Yes, there are still piles of dirty snow in parking lots and the shadiest corners of yards. And it did snow again this week, a wintry mix that was more wintry than mix. But it’s as clear as the antihistamines flying off the pharmacy shelves: Spring is here, even in Boston.
The kids have noticed all our bulbs coming up in the garden; they’ve even mangled some of them (see The Sweetest Nature post from two weeks ago!). From that experience came books and discussions about spring and plants. Nana had had the kids participate in the creation of her veggie garden last year, so they remembered about seeds, and dirt, and sun, and water…
So last Thursday when I picked up the kids from school, I asked them what they wanted to do for fun. We usually do something, like, go to the library, the donut shop, the playground… I ran down our list of options, and I threw in: the garden store. They jumped at that. So, off to the local “garden store”, which was the nearest big-box hardware store with a garden section.
Right near the entrance was a massive display of seed packets, and at 99 cents a packet, I let the kids go a bit nuts. It was so funny the things that caught their attention: purple cabbage, rainbow carrots, ornamental gourds, hot peppers, beets, lavender, turnips, every kind of tomato, peas, sunflowers, watermelon, long beans, chives, scallions, and on and on.
I’ve never grown seedlings, and thank goodness the big box store caters to enthusiastic newbies. Right next to the seeds was a display of inexpensive seedling starter kits: “mini-greenhouses”, basically plastic trays, each with 72 compartments filled with dehydrated growing medium, with a clear plastic cover. Into the cart went four kits. The kids fairly sprinted to the checkout, and we were home with our afternoon project well before dinner.
It was freezing out, as usual, so we took the project into the kitchen.

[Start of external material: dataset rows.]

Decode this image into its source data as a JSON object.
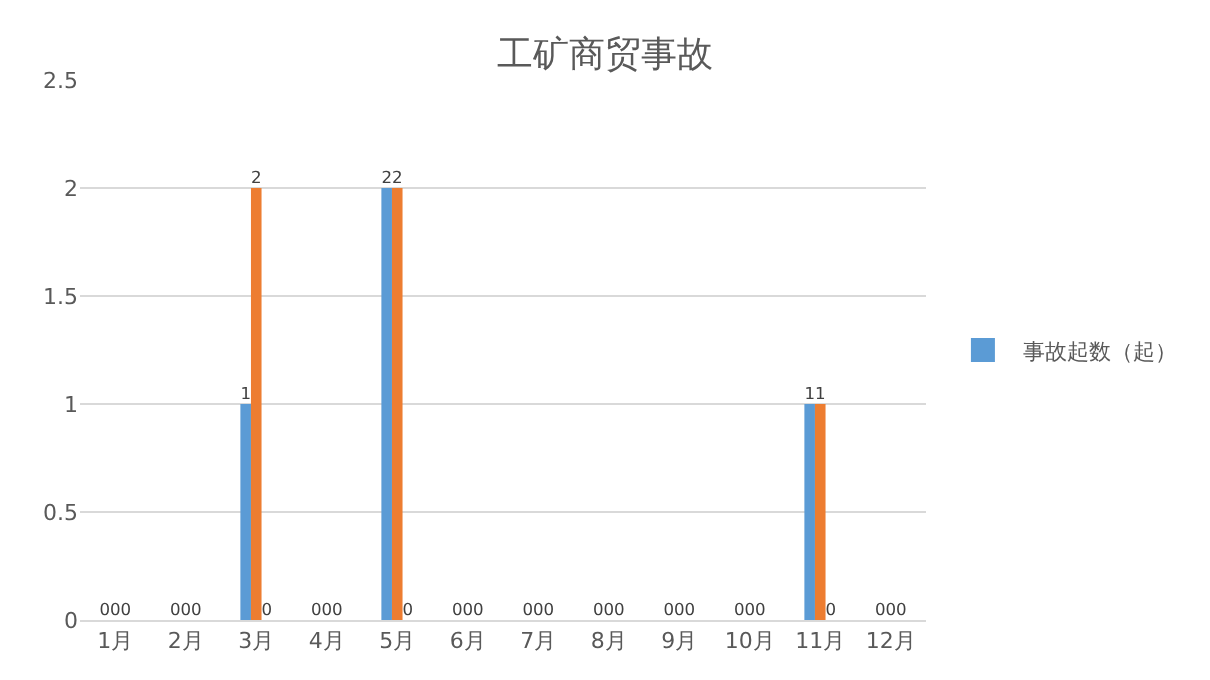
{
  "chart_data": {
    "type": "bar",
    "title": "工矿商贸事故",
    "categories": [
      "1月",
      "2月",
      "3月",
      "4月",
      "5月",
      "6月",
      "7月",
      "8月",
      "9月",
      "10月",
      "11月",
      "12月"
    ],
    "series": [
      {
        "name": "事故起数（起）",
        "color": "#5b9bd5",
        "values": [
          0,
          0,
          1,
          0,
          2,
          0,
          0,
          0,
          0,
          0,
          1,
          0
        ]
      },
      {
        "color": "#ed7d31",
        "values": [
          0,
          0,
          2,
          0,
          2,
          0,
          0,
          0,
          0,
          0,
          1,
          0
        ]
      },
      {
        "color": "#a5a5a5",
        "values": [
          0,
          0,
          0,
          0,
          0,
          0,
          0,
          0,
          0,
          0,
          0,
          0
        ]
      }
    ],
    "ylim": [
      0,
      2.5
    ],
    "yticks": [
      0,
      0.5,
      1,
      1.5,
      2,
      2.5
    ],
    "grid": "y",
    "legend": "right",
    "data_labels": true
  }
}
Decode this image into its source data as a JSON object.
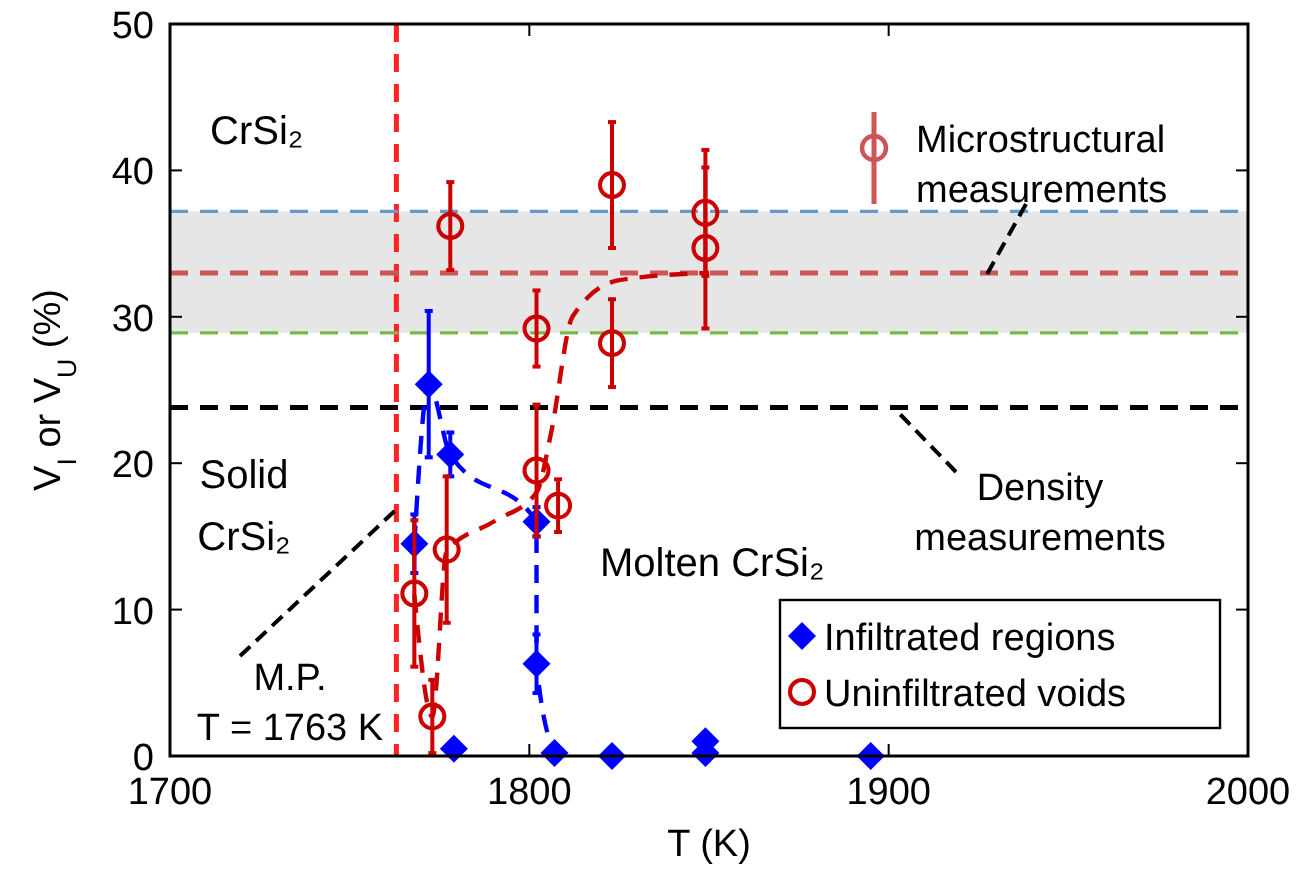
{
  "chart_data": {
    "type": "scatter",
    "xlabel": "T (K)",
    "ylabel": "V$_{I}$ or V$_{U}$ (%)",
    "xlim": [
      1700,
      2000
    ],
    "xticks": [
      1700,
      1800,
      1900,
      2000
    ],
    "ylim": [
      0,
      50
    ],
    "yticks": [
      0,
      10,
      20,
      30,
      40,
      50
    ],
    "legend": "bottom right",
    "annotations": [
      "CrSi₂",
      "Solid\nCrSi₂",
      "Molten CrSi₂"
    ],
    "bands": [
      {
        "axis": "y",
        "from": 28.9,
        "to": 37.2,
        "color": "#e6e6e6"
      }
    ],
    "ref_lines": [
      {
        "axis": "x",
        "value": 1763,
        "label": "M.P.\nT = 1763 K",
        "color": "#ff2222",
        "line_style": "dashed"
      },
      {
        "axis": "y",
        "value": 33,
        "label": "Microstructural\nmeasurements",
        "color": "#cc5555",
        "line_style": "dashed"
      },
      {
        "axis": "y",
        "value": 23.8,
        "label": "Density\nmeasurements",
        "color": "#000000",
        "line_style": "dashed"
      },
      {
        "axis": "y",
        "value": 28.9,
        "color": "#77bb44",
        "line_style": "dashed"
      },
      {
        "axis": "y",
        "value": 37.2,
        "color": "#6699cc",
        "line_style": "dashed"
      }
    ],
    "series": [
      {
        "type": "line",
        "color": "#0000ff",
        "marker": "none",
        "line_style": "dashed",
        "x": [
          1768,
          1772,
          1778,
          1802,
          1802,
          1807
        ],
        "values": [
          14.5,
          25.4,
          20.6,
          16,
          6.3,
          0.2
        ]
      },
      {
        "type": "line",
        "color": "#cc0000",
        "marker": "none",
        "line_style": "dashed",
        "x": [
          1768,
          1773,
          1777,
          1790,
          1802,
          1806,
          1812,
          1825,
          1850
        ],
        "values": [
          11,
          2.7,
          14,
          16,
          18,
          22,
          30,
          32.5,
          33
        ]
      },
      {
        "name": "Infiltrated regions",
        "color": "#0000ff",
        "marker": "diamond",
        "x": [
          1768,
          1772,
          1778,
          1779,
          1802,
          1802,
          1807,
          1823,
          1849,
          1849,
          1895
        ],
        "values": [
          14.5,
          25.4,
          20.6,
          0.5,
          16,
          6.3,
          0.2,
          0,
          1,
          0.2,
          0
        ],
        "errors": [
          2,
          5,
          1.5,
          null,
          1,
          2,
          null,
          null,
          null,
          null,
          null
        ]
      },
      {
        "name": "Uninfiltrated voids",
        "color": "#cc0000",
        "marker": "circle",
        "x": [
          1768,
          1773,
          1777,
          1778,
          1802,
          1802,
          1808,
          1823,
          1823,
          1849,
          1849
        ],
        "values": [
          11.1,
          2.7,
          14.1,
          36.2,
          29.2,
          19.5,
          17.1,
          39,
          28.2,
          37.1,
          34.7
        ],
        "errors": [
          5,
          2.5,
          5,
          3,
          2.6,
          4.5,
          1.8,
          4.3,
          3,
          4.3,
          5.5
        ]
      }
    ]
  }
}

We spread the seed packets out on the floor, lined up the trays, and Mommy read the directions. Within a minute we were pouring water on the growing medium, and within five we were planting seeds.
They stuck with it for far longer than I had predicted. Yes, they argued about what to plant next and who got to open the seed packet and how to plant the seeds et cetera. Plenty of seeds ended up on the floor. Something got the cats’ attention, like catnip, and they persistently nosed in and poked around. But overall, it was a fun time, and everything got planted and labeled and watered.

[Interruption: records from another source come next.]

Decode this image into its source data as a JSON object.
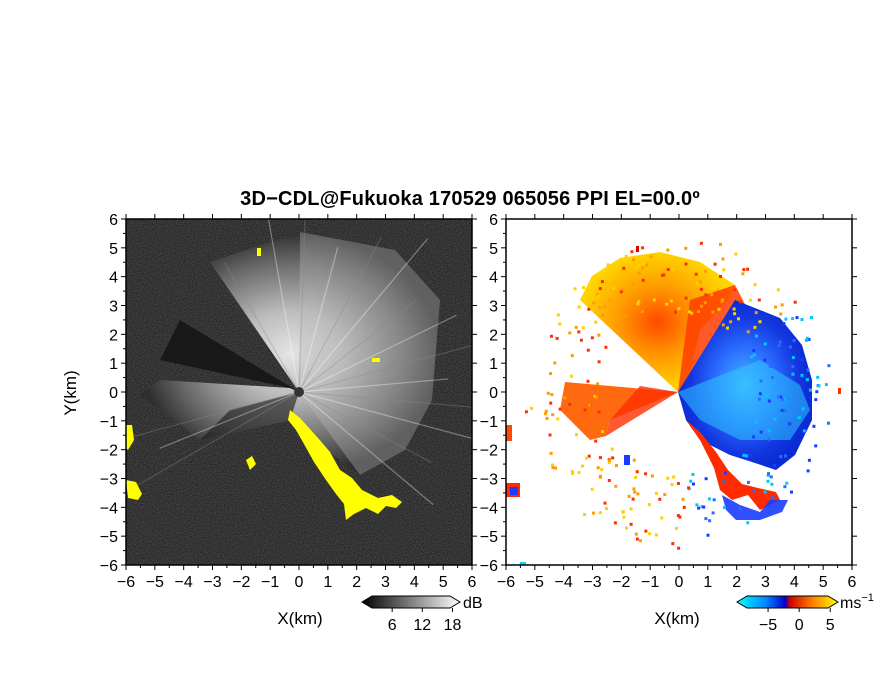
{
  "figure": {
    "title": "3D−CDL@Fukuoka 170529 065056 PPI EL=00.0º"
  },
  "chart_data": [
    {
      "type": "heatmap",
      "panel": "left",
      "xlabel": "X(km)",
      "ylabel": "Y(km)",
      "xlim": [
        -6,
        6
      ],
      "ylim": [
        -6,
        6
      ],
      "x_ticks": [
        -6,
        -5,
        -4,
        -3,
        -2,
        -1,
        0,
        1,
        2,
        3,
        4,
        5,
        6
      ],
      "y_ticks": [
        -6,
        -5,
        -4,
        -3,
        -2,
        -1,
        0,
        1,
        2,
        3,
        4,
        5,
        6
      ],
      "x_tick_labels": [
        "−6",
        "−5",
        "−4",
        "−3",
        "−2",
        "−1",
        "0",
        "1",
        "2",
        "3",
        "4",
        "5",
        "6"
      ],
      "y_tick_labels": [
        "−6",
        "−5",
        "−4",
        "−3",
        "−2",
        "−1",
        "0",
        "1",
        "2",
        "3",
        "4",
        "5",
        "6"
      ],
      "colorbar": {
        "unit": "dB",
        "ticks": [
          6,
          12,
          18
        ],
        "tick_labels": [
          "6",
          "12",
          "18"
        ],
        "colors": [
          "#000000",
          "#ffffff"
        ]
      },
      "flag_color": "#ffff00"
    },
    {
      "type": "heatmap",
      "panel": "right",
      "xlabel": "X(km)",
      "xlim": [
        -6,
        6
      ],
      "ylim": [
        -6,
        6
      ],
      "x_ticks": [
        -6,
        -5,
        -4,
        -3,
        -2,
        -1,
        0,
        1,
        2,
        3,
        4,
        5,
        6
      ],
      "y_ticks": [
        -6,
        -5,
        -4,
        -3,
        -2,
        -1,
        0,
        1,
        2,
        3,
        4,
        5,
        6
      ],
      "x_tick_labels": [
        "−6",
        "−5",
        "−4",
        "−3",
        "−2",
        "−1",
        "0",
        "1",
        "2",
        "3",
        "4",
        "5",
        "6"
      ],
      "y_tick_labels": [
        "−6",
        "−5",
        "−4",
        "−3",
        "−2",
        "−1",
        "0",
        "1",
        "2",
        "3",
        "4",
        "5",
        "6"
      ],
      "colorbar": {
        "unit": "ms",
        "unit_exponent": "−1",
        "ticks": [
          -5,
          0,
          5
        ],
        "tick_labels": [
          "−5",
          "0",
          "5"
        ],
        "colors": [
          "#00ffff",
          "#0080ff",
          "#0000cc",
          "#cc0000",
          "#ff8000",
          "#ffff00"
        ]
      }
    }
  ]
}
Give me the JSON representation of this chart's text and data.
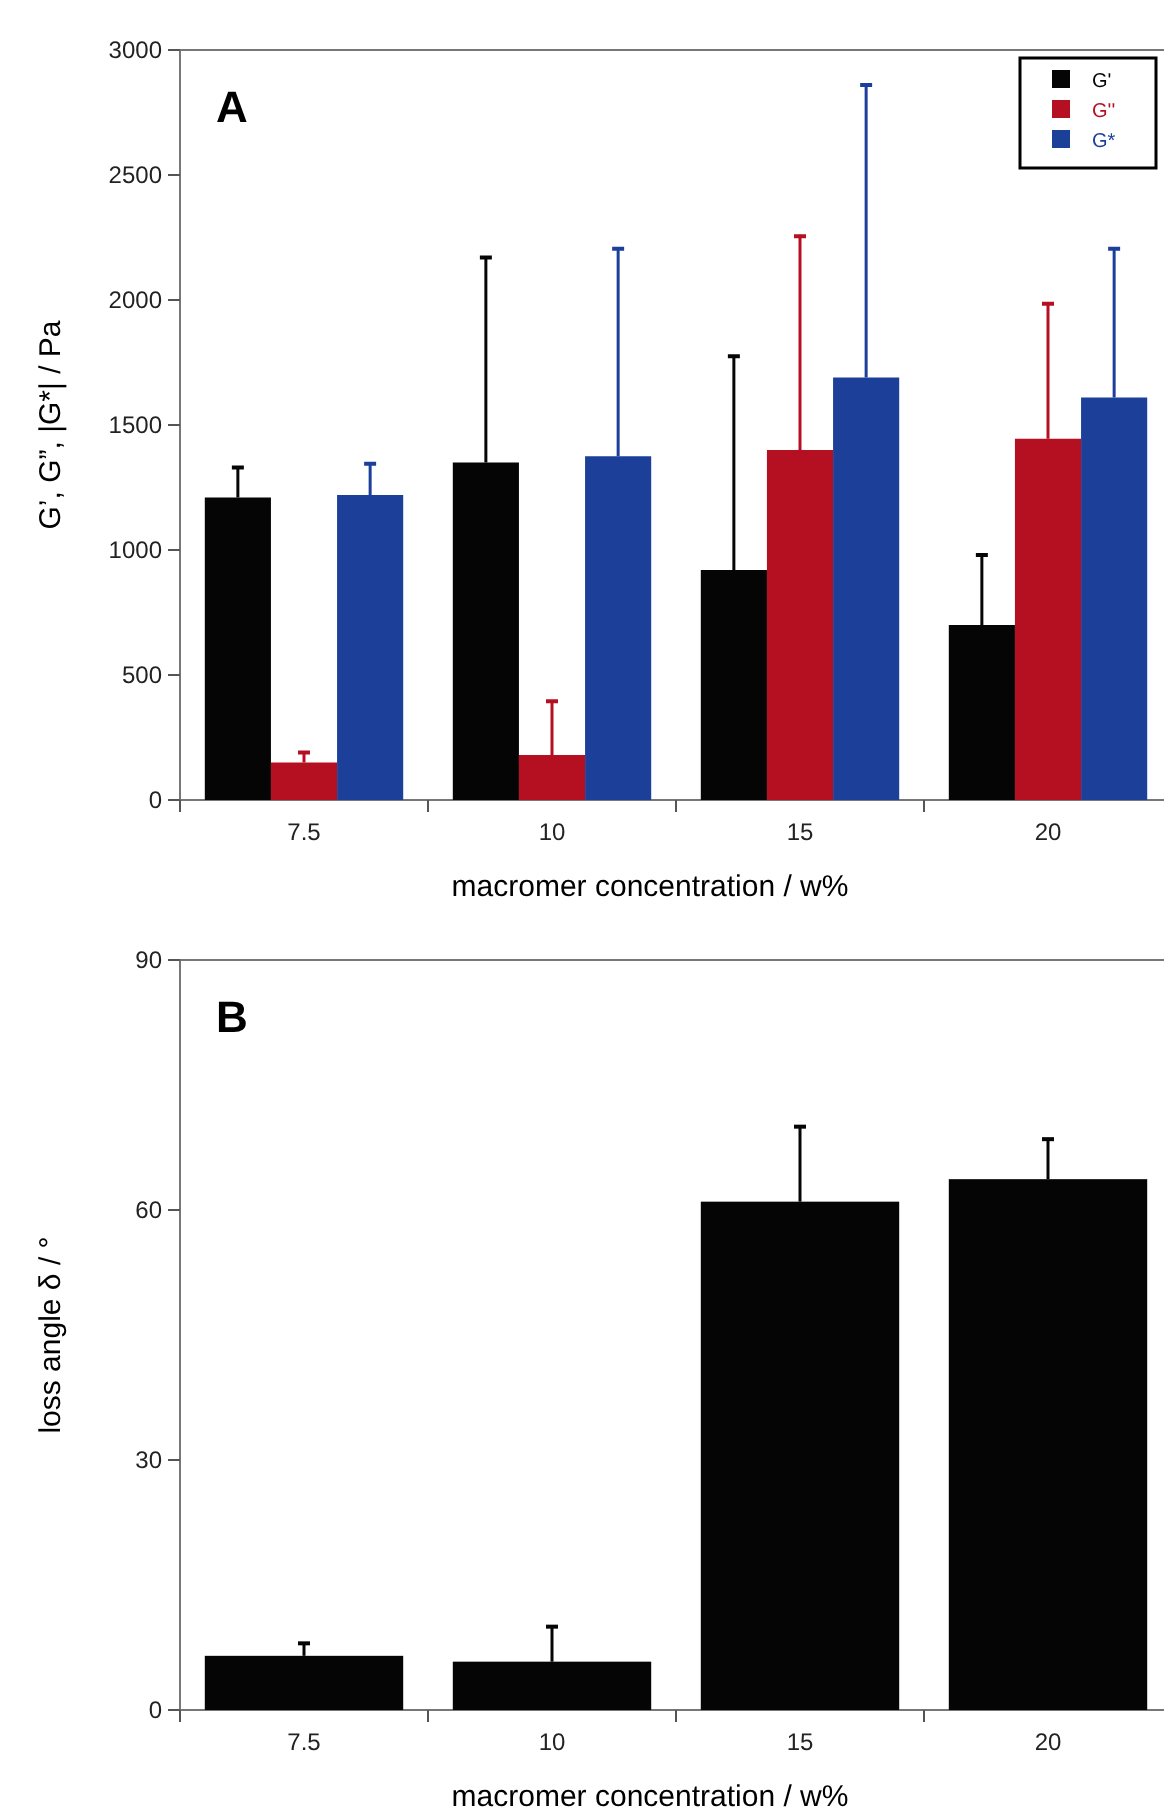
{
  "chart_data": [
    {
      "type": "bar",
      "title": "A",
      "xlabel": "macromer concentration / w%",
      "ylabel": "G’, G”, |G*| / Pa",
      "categories": [
        "7.5",
        "10",
        "15",
        "20"
      ],
      "ylim": [
        0,
        3000
      ],
      "yticks": [
        0,
        500,
        1000,
        1500,
        2000,
        2500,
        3000
      ],
      "legend": "top right",
      "series": [
        {
          "name": "G'",
          "color": "#050505",
          "values": [
            1210,
            1350,
            920,
            700
          ],
          "errors": [
            [
              1210,
              1330
            ],
            [
              1350,
              2170
            ],
            [
              920,
              1775
            ],
            [
              700,
              980
            ]
          ]
        },
        {
          "name": "G''",
          "color": "#b50f22",
          "values": [
            150,
            180,
            1400,
            1445
          ],
          "errors": [
            [
              150,
              190
            ],
            [
              180,
              395
            ],
            [
              1400,
              2255
            ],
            [
              1445,
              1985
            ]
          ]
        },
        {
          "name": "G*",
          "color": "#1c3f9a",
          "values": [
            1220,
            1375,
            1690,
            1610
          ],
          "errors": [
            [
              1220,
              1345
            ],
            [
              1375,
              2205
            ],
            [
              1690,
              2860
            ],
            [
              1610,
              2205
            ]
          ]
        }
      ]
    },
    {
      "type": "bar",
      "title": "B",
      "xlabel": "macromer concentration / w%",
      "ylabel": "loss angle δ / °",
      "categories": [
        "7.5",
        "10",
        "15",
        "20"
      ],
      "ylim": [
        0,
        90
      ],
      "yticks": [
        0,
        30,
        60,
        90
      ],
      "series": [
        {
          "color": "#050505",
          "values": [
            6.5,
            5.8,
            61,
            63.7
          ],
          "errors": [
            [
              6.5,
              8
            ],
            [
              5.8,
              10
            ],
            [
              61,
              70
            ],
            [
              63.7,
              68.5
            ]
          ]
        }
      ]
    }
  ]
}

I wasn’t quite sure where to put the kits. I ended up placing them on our radiator covers, the ones under windows. The heat was still on, and I worried that the dirt would dry out and the seeds would cook. But I placed the clear plastic covers on each tray and trusted that something would grow.

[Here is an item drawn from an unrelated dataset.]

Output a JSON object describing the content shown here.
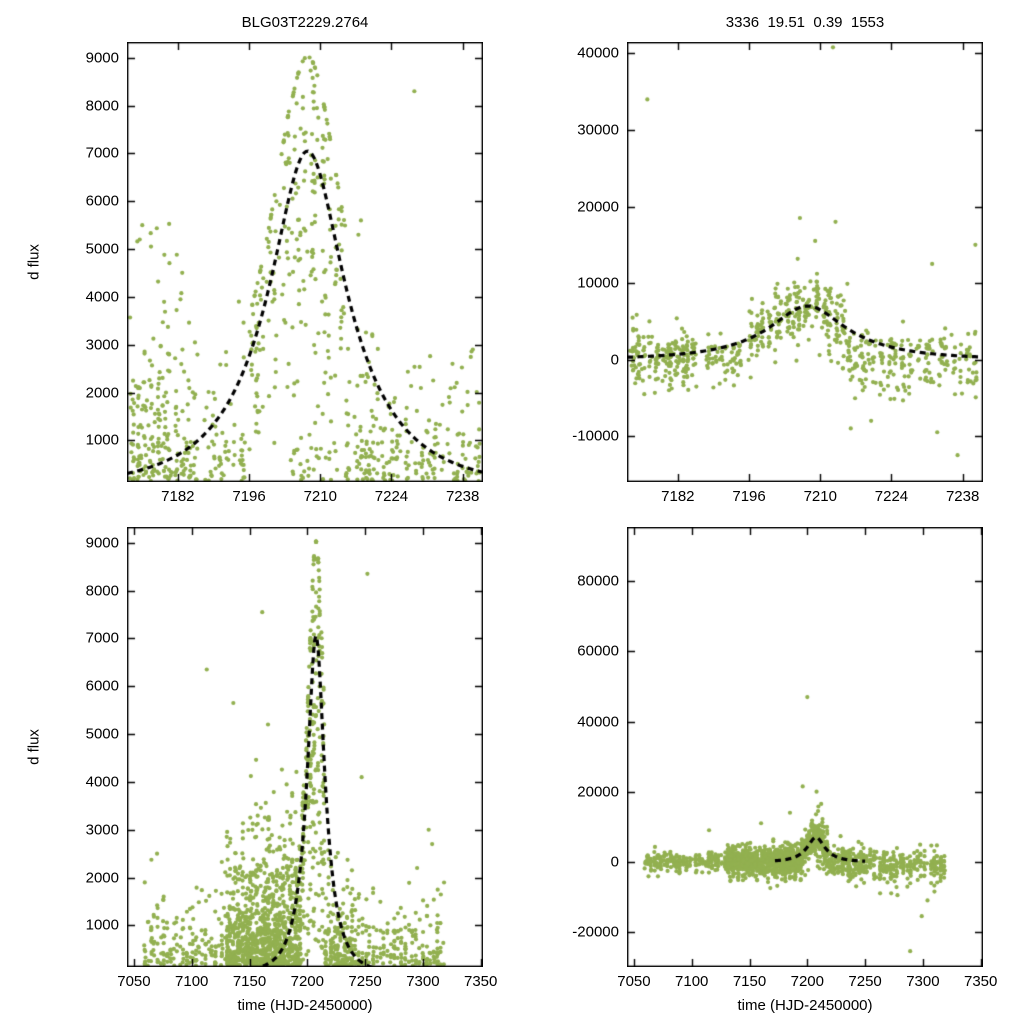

The next evening, only twenty-four hours after planting, in the midst of the rush of coming home and eating and trying to get the kids upstairs to their bath, Babygirl lifted one of the condensation- fogged covers and exclaimed:
“There’s a pink plant growing!” She pointed with wonder at one dark pink tendril gently looping up from the dirt.
From then on, every time we checked, there were new and wonderful things happening, all kinds of varied color shoots and leaves poking, curving, stretching up… The kids were excited, but I was even more excited.
Now, a week later, I’ve had to remove the covers, as the long beans, watermelons, peas and gourds are so tall. We need to start hardening them so they can be planted, so I took the trays off the heaters, and tomorrow, we’ll set them outside during the day. It’s supposed to be in the sixties….
Hopefully, our seedlings will make it from the warmth and safety of the living room to the raw New England springtime, and beyond. I got online and ordered a cedar above-ground garden frame. We have way, way more plants than the four-by-eight garden will hold, so Nana will have an assortment of seedlings too choose from for her backyard garden. And if any local friends/ neighbors are reading: Wanna plant a garden?